Sophie Duprez, déléguée nationale de la CGPME, et présidente de l'entreprise Crousti Pain, était l'invitée des Décodeurs de l'éco le 16 mars.

Sophie Duprez, déléguée nationale de la CGPME, et présidente de l'entreprise Crousti Pain, était l'invitée des Décodeurs de l'éco le 16 mars. - BFM Business

"Le gouvernement a confirmé qu'il reviendrait aux entreprises d'opérer le prélèvement de l'impôt sur le revenu directement sur les salaires. La déléguée nationale de la CGPME trouve l'idée très mauvaise."
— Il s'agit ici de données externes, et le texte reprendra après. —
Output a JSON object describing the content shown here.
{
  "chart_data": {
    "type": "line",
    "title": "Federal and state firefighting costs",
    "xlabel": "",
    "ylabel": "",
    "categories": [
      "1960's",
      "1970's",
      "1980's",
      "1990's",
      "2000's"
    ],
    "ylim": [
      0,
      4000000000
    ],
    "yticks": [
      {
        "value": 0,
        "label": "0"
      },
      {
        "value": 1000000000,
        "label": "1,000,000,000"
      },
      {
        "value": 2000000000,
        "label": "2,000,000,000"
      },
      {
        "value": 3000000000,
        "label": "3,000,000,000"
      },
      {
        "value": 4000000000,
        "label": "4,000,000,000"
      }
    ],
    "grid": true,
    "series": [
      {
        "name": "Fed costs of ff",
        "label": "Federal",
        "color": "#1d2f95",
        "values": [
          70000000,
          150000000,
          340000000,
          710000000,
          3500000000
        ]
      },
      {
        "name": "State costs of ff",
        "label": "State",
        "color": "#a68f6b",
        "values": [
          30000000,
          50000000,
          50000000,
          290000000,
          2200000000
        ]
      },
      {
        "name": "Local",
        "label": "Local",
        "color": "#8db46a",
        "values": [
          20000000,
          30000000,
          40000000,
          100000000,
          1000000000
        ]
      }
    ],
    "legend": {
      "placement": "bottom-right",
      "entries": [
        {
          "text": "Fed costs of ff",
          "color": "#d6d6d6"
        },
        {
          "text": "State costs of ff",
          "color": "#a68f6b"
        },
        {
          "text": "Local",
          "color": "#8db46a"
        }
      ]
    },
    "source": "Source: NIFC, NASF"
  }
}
Beaucoup de questions subsistent au lendemain de la confirmation que l'impôt sur le revenu sera bientôt prélevé directement par les entreprises. Que se passera-t-il pendant la fameuse année de transition? Comment le dispositif sera-t-il mis en place dans les entreprises? En attendant des réponses, la réforme suscite déjà les réticences du patronat. En particulier dans les petites entreprises. Trois questions à Sophie Duprez, déléguée nationale de la CGPME, et présidente de l'entreprise Crousti Pain, une entreprise de 100 salariés basée à Clermont Ferrand.
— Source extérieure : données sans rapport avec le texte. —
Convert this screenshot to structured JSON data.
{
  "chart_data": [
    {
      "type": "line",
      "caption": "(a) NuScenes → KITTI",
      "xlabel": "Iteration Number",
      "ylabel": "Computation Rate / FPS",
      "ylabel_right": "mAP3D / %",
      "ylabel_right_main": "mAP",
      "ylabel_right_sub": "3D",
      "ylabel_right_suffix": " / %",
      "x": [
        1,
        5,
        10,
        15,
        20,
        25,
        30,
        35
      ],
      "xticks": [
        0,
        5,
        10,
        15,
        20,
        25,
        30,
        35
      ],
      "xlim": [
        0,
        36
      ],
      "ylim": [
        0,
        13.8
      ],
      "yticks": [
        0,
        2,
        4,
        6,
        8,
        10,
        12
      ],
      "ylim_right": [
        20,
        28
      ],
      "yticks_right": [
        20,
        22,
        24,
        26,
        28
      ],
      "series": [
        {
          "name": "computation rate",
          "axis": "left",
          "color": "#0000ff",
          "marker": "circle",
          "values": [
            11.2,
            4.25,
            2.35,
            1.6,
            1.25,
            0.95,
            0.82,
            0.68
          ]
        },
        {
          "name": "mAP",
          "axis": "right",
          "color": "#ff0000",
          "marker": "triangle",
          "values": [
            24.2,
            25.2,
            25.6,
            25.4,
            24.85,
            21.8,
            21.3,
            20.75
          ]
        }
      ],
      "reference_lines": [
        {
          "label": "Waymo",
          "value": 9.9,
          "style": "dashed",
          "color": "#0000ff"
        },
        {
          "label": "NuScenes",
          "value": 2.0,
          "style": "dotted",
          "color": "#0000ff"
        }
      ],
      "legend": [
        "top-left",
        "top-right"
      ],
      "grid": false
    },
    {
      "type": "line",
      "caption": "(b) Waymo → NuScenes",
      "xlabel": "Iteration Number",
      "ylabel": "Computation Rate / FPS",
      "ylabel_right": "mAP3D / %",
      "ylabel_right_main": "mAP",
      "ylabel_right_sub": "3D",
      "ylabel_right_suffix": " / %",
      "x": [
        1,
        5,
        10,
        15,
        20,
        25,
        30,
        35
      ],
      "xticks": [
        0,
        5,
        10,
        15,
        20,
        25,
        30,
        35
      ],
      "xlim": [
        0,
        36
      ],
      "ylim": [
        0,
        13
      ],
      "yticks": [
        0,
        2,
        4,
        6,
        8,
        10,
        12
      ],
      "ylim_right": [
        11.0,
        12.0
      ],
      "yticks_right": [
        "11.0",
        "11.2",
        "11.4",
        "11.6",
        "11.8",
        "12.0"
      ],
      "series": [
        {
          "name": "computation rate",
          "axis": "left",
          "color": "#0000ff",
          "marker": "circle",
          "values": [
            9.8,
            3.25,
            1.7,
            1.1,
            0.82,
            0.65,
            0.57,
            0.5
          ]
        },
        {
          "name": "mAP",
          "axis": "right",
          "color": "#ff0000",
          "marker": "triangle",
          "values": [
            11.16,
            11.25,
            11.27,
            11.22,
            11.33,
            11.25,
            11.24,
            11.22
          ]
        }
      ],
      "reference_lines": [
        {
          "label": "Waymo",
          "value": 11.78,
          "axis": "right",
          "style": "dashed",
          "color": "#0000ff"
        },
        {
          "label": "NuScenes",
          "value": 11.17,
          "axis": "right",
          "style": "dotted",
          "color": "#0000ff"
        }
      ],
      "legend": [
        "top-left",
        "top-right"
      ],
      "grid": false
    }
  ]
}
En quoi est-ce un problème de prélever l'impôt sur les sociétés directement sur les salaires?

Cela va prendre du temps de mise en place. Il va falloir changer nos logiciels de paie, ou les modifier. Nous avons autre chose à faire –s'occuper de nos clients, de notre business- plutôt que gérer la fiscalité de nos salariés. Notre métier premier n'est pas celui-là. Et surtout, notre relation avec nos salariés risque d'en pâtir

En quoi cela peut-il affecter vos liens avec vos salariés?
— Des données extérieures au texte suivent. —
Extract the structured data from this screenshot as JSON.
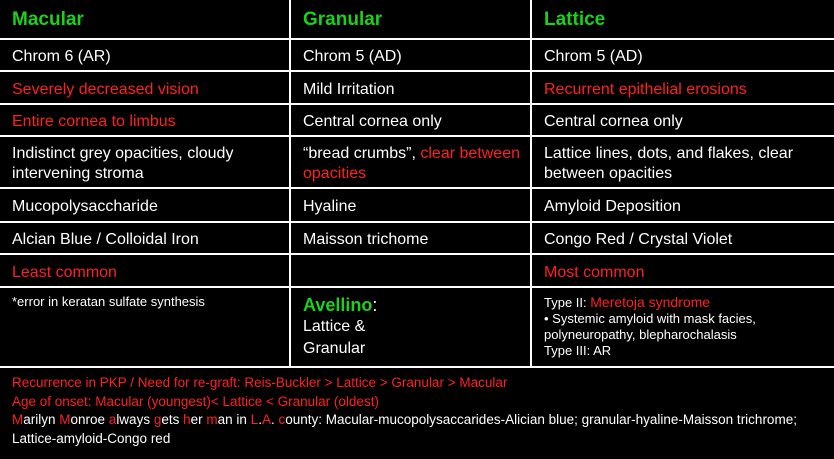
{
  "headers": [
    "Macular",
    "Granular",
    "Lattice"
  ],
  "rows": {
    "chrom": [
      "Chrom 6 (AR)",
      "Chrom 5 (AD)",
      "Chrom 5 (AD)"
    ],
    "symptom": [
      "Severely decreased vision",
      "Mild Irritation",
      "Recurrent epithelial erosions"
    ],
    "location": [
      "Entire cornea to limbus",
      "Central cornea only",
      "Central cornea only"
    ],
    "opacity": {
      "macular": "Indistinct grey opacities, cloudy intervening stroma",
      "granular_white": "“bread crumbs”,",
      "granular_red": "clear between opacities",
      "lattice": "Lattice lines, dots, and flakes, clear between opacities"
    },
    "deposit": [
      "Mucopolysaccharide",
      "Hyaline",
      "Amyloid Deposition"
    ],
    "stain": [
      "Alcian Blue / Colloidal Iron",
      "Maisson trichome",
      "Congo Red / Crystal Violet"
    ],
    "frequency": [
      "Least common",
      "",
      "Most common"
    ],
    "notes": {
      "macular": "*error in keratan sulfate synthesis",
      "avellino_title": "Avellino",
      "avellino_colon": ":",
      "avellino_line1": "Lattice &",
      "avellino_line2": "Granular",
      "type2_label": "Type II:",
      "type2_name": "Meretoja syndrome",
      "type2_detail": "• Systemic amyloid with mask facies, polyneuropathy, blepharochalasis",
      "type3": "Type III: AR"
    }
  },
  "footer": {
    "line1": "Recurrence in PKP / Need for re-graft: Reis-Buckler > Lattice > Granular > Macular",
    "line2": "Age of onset: Macular  (youngest)< Lattice < Granular (oldest)",
    "mnemonic": [
      {
        "text": "M",
        "red": true
      },
      {
        "text": "arilyn ",
        "red": false
      },
      {
        "text": "M",
        "red": true
      },
      {
        "text": "onroe ",
        "red": false
      },
      {
        "text": "a",
        "red": true
      },
      {
        "text": "lways ",
        "red": false
      },
      {
        "text": "g",
        "red": true
      },
      {
        "text": "ets ",
        "red": false
      },
      {
        "text": "h",
        "red": true
      },
      {
        "text": "er ",
        "red": false
      },
      {
        "text": "m",
        "red": true
      },
      {
        "text": "an in ",
        "red": false
      },
      {
        "text": "L",
        "red": true
      },
      {
        "text": ".",
        "red": false
      },
      {
        "text": "A",
        "red": true
      },
      {
        "text": ". ",
        "red": false
      },
      {
        "text": "c",
        "red": true
      },
      {
        "text": "ounty: Macular-mucopolysaccarides-Alician blue; granular-hyaline-Maisson trichrome; Lattice-amyloid-Congo red",
        "red": false
      }
    ]
  },
  "colors": {
    "header_green": "#1bd11b",
    "red": "#ff2020",
    "background": "#000000",
    "text": "#ffffff"
  }
}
Celui qui gagnait hier 1.000 euros va gagner demain, en net, seulement 900 euros. Et pour lui, ce sera moi la responsable. Il va me falloir faire de la pédagogie. Certaines personnes avec qui je travaille ne suivent pas forcément l'actualité. Ils ne sauront rien de la réforme. Ce sera à moi d'expliquer pourquoi il touche moins à la fin du mois. Même principe pour les différences de taux d'imposition. Prenons le cas d'un chef, qui gagnait 1.200 euros avant le prélèvement à la source et d'un salarié qui disposait de 1.000 euros. Imaginons que demain, ils touchent tous les deux le même chèque, en raison d'une différence de taux de taxation. Là encore, l'interlocuteur auprès de qui se plaindre sera le patron.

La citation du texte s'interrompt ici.